Question

what is the diameter of a sphere with a volume of 89,822 in³, to the nearest tenth of an inch?

Explanation:

Step1: Recall the volume formula of a sphere

The volume \( V \) of a sphere is given by the formula \( V=\frac{4}{3}\pi r^{3} \), where \( r \) is the radius of the sphere. We know the volume \( V = 89822\space\text{in}^3 \), and we need to find the radius first and then the diameter (since diameter \( d = 2r \)).

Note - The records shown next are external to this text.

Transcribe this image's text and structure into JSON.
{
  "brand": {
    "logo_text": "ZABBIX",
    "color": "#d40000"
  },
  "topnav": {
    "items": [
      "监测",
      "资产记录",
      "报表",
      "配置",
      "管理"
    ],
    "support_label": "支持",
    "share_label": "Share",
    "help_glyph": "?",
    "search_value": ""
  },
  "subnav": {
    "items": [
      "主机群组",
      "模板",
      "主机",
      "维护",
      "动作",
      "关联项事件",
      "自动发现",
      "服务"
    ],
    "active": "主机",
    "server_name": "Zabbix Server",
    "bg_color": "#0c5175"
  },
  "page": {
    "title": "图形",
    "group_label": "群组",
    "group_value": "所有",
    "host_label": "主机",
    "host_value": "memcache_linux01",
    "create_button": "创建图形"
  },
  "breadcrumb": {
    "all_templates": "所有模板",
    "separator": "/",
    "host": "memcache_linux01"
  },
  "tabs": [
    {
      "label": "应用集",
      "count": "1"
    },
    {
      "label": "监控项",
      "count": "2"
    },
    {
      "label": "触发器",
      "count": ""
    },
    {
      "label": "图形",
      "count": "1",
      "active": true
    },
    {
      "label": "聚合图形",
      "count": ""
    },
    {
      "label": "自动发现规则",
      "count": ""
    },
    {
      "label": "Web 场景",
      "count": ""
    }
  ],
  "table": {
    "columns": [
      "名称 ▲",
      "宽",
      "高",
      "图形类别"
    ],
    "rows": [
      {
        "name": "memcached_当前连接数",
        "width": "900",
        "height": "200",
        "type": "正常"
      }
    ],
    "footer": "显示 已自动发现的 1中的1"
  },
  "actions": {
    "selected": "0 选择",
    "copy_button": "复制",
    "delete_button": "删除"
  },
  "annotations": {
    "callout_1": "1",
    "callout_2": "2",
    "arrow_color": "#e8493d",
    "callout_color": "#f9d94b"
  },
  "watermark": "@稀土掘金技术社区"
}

First, we start with the volume formula:
\( 89822=\frac{4}{3}\pi r^{3} \)

Step2: Solve for \( r^{3} \)

Multiply both sides of the equation by \( \frac{3}{4\pi} \) to isolate \( r^{3} \).
\( r^{3}=\frac{3\times89822}{4\pi} \)
Calculate the numerator: \( 3\times89822 = 269466 \)
So, \( r^{3}=\frac{269466}{4\pi}=\frac{134733}{2\pi}\approx\frac{134733}{2\times3.14159}\approx\frac{134733}{6.28318}\approx21443.4 \)

Step3: Solve for \( r \)

Take the cube - root of both sides to find \( r \).
\( r=\sqrt[3]{21443.4}\approx27.8 \) (using a calculator to find the cube - root)

Step4: Find the diameter \( d \)

Since the diameter \( d = 2r \), substitute \( r\approx27.8 \) into the formula.
\( d = 2\times27.8 = 55.6 \)

Answer:

The diameter of the sphere is approximately \( 55.6 \) inches.